– Разве у тебя в банде не так? Всё поровну? По справедливости? Или нет?
– Поровну, по справедливости, – согласился Тибо. – Но как? Если на неделе Базиль и Алекс «взяли» сейф, то они и получат поровну с этого сейфа. А если Гюстав и Жиральд на этой же неделе раздобыли только несколько кошельков с мелочью, так они и получат поровну с тех кошельков, плюс премия за честность. Кто больше всех «наработал», тот больше и получает. Справедливо? Справедливо!
– И большая у тебя банда?
– Без меня сорок два человека, мсье. Из них десять женщин.
– Ого! Действительно, целая армия.
– Армия, – опять согласился Тибо.
– Если ещё учесть и их родственников… – намекая, предположил Алябьев.

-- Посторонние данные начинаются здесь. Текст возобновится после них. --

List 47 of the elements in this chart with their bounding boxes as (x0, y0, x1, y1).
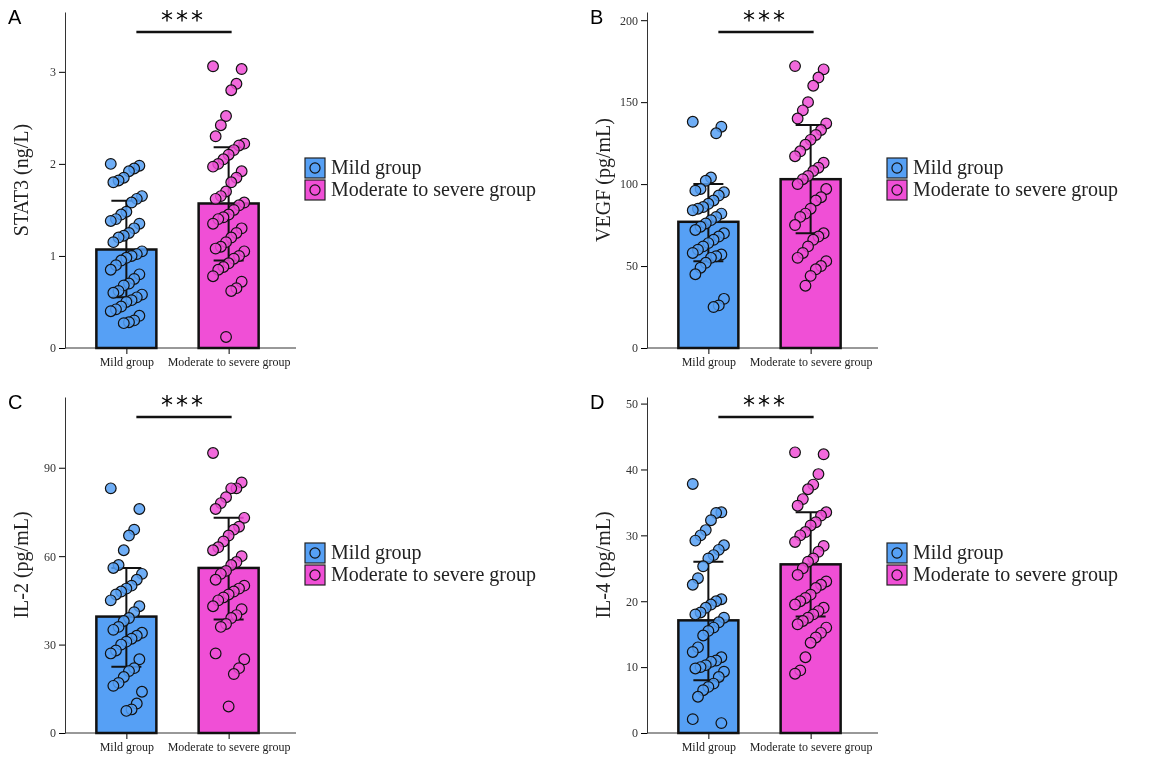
y-tick-label: 90 (44, 461, 56, 476)
x-tick-label: Mild group (99, 354, 155, 369)
y-tick-label: 0 (632, 341, 638, 356)
legend-label: Mild group (331, 541, 422, 564)
chart-title: C (8, 391, 23, 413)
y-tick-label: 3 (50, 65, 56, 80)
legend-label: Mild group (913, 541, 1004, 564)
y-tick-label: 0 (50, 726, 56, 741)
legend-label: Moderate to severe group (331, 563, 536, 586)
y-axis-title: VEGF (pg/mL) (592, 118, 615, 242)
y-tick-label: 30 (44, 637, 56, 652)
annotation: *** (161, 6, 206, 34)
annotation: *** (743, 6, 788, 34)
y-tick-label: 0 (632, 726, 638, 741)
y-axis-title: IL-4 (pg/mL) (592, 511, 615, 619)
y-tick-label: 50 (626, 259, 638, 274)
annotation: *** (161, 391, 206, 419)
x-tick-label: Moderate to severe group (749, 739, 873, 754)
x-tick-label: Moderate to severe group (167, 739, 291, 754)
y-tick-label: 50 (626, 396, 638, 411)
y-tick-label: 20 (626, 594, 638, 609)
y-tick-label: 40 (626, 462, 638, 477)
legend-label: Moderate to severe group (913, 178, 1118, 201)
legend-label: Mild group (913, 156, 1004, 179)
y-tick-label: 200 (620, 13, 638, 28)
legend-label: Moderate to severe group (913, 563, 1118, 586)
x-tick-label: Mild group (681, 739, 737, 754)
x-tick-label: Moderate to severe group (749, 354, 873, 369)
annotation: *** (743, 391, 788, 419)
y-axis-title: STAT3 (ng/L) (10, 123, 33, 237)
y-axis-title: IL-2 (pg/mL) (10, 511, 33, 619)
y-tick-label: 2 (50, 157, 56, 172)
x-tick-label: Moderate to severe group (167, 354, 291, 369)
y-tick-label: 0 (50, 341, 56, 356)
chart-title: D (590, 391, 605, 413)
y-tick-label: 10 (626, 660, 638, 675)
x-tick-label: Mild group (99, 739, 155, 754)
y-tick-label: 60 (44, 549, 56, 564)
chart-title: A (8, 6, 22, 28)
y-tick-label: 150 (620, 95, 638, 110)
y-tick-label: 1 (50, 249, 56, 264)
chart-title: B (590, 6, 604, 28)
x-tick-label: Mild group (681, 354, 737, 369)
y-tick-label: 30 (626, 528, 638, 543)
y-tick-label: 100 (620, 177, 638, 192)
legend-label: Mild group (331, 156, 422, 179)
legend-label: Moderate to severe group (331, 178, 536, 201)
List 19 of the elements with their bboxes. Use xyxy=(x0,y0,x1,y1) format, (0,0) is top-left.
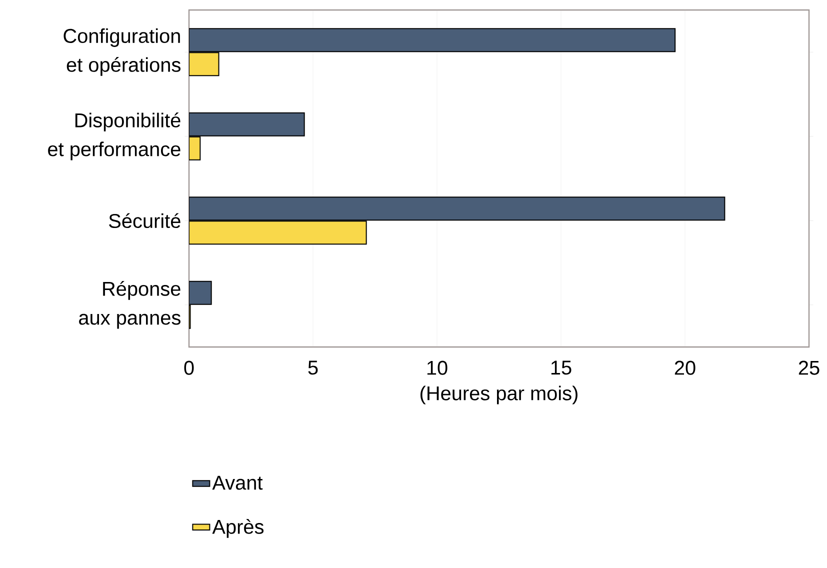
x-tick-label: 10 xyxy=(427,360,448,375)
y-tick-label: Configuration et opérations xyxy=(64,28,180,76)
x-tick-label: 20 xyxy=(674,360,696,375)
bar xyxy=(189,220,367,245)
x-tick-label: 0 xyxy=(184,360,194,375)
x-tick-label: 5 xyxy=(308,360,318,375)
bar xyxy=(189,28,676,52)
x-tick-label: 25 xyxy=(798,360,820,375)
x-axis-title: (Heures par mois) xyxy=(420,386,578,404)
bar xyxy=(189,280,212,305)
bar xyxy=(189,196,726,221)
legend-label: Avant xyxy=(212,476,263,490)
y-tick-label: Réponse aux pannes xyxy=(79,281,180,329)
legend-label: Après xyxy=(212,519,264,538)
bar xyxy=(189,52,220,76)
y-tick-label: Sécurité xyxy=(109,213,180,228)
bar xyxy=(189,112,305,136)
x-tick-label: 15 xyxy=(551,360,572,375)
y-tick-label: Disponibilité et performance xyxy=(48,112,180,160)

– Тут выборочно, – пояснил Дюран. – Хотя есть и семьи, включая детей, как у Кролика. А впрочем, все знают, кто и чем занимается, и все оказывают посильную помощь. – И уверенно добавил: – Полиция с нами никогда не справится. Погодите, мсье, придёт время, когда мы уже не будем грабить зазевавшихся буржуа по подворотням и резать у них кошельки. Мы будем в бизнесе, в государственных структурах и в политике. Мы будем работать легально и законно. Мы будем государством в государстве. Нужно только и всего-то: объединить все разрозненные бандитские группы в одну сплочённую организацию и, кстати говоря, такой процесс уже давным-давно идёт. Только некоторые из главарей всё ещё не понимают своей выгоды от этого объединения, а оно будет – поверьте!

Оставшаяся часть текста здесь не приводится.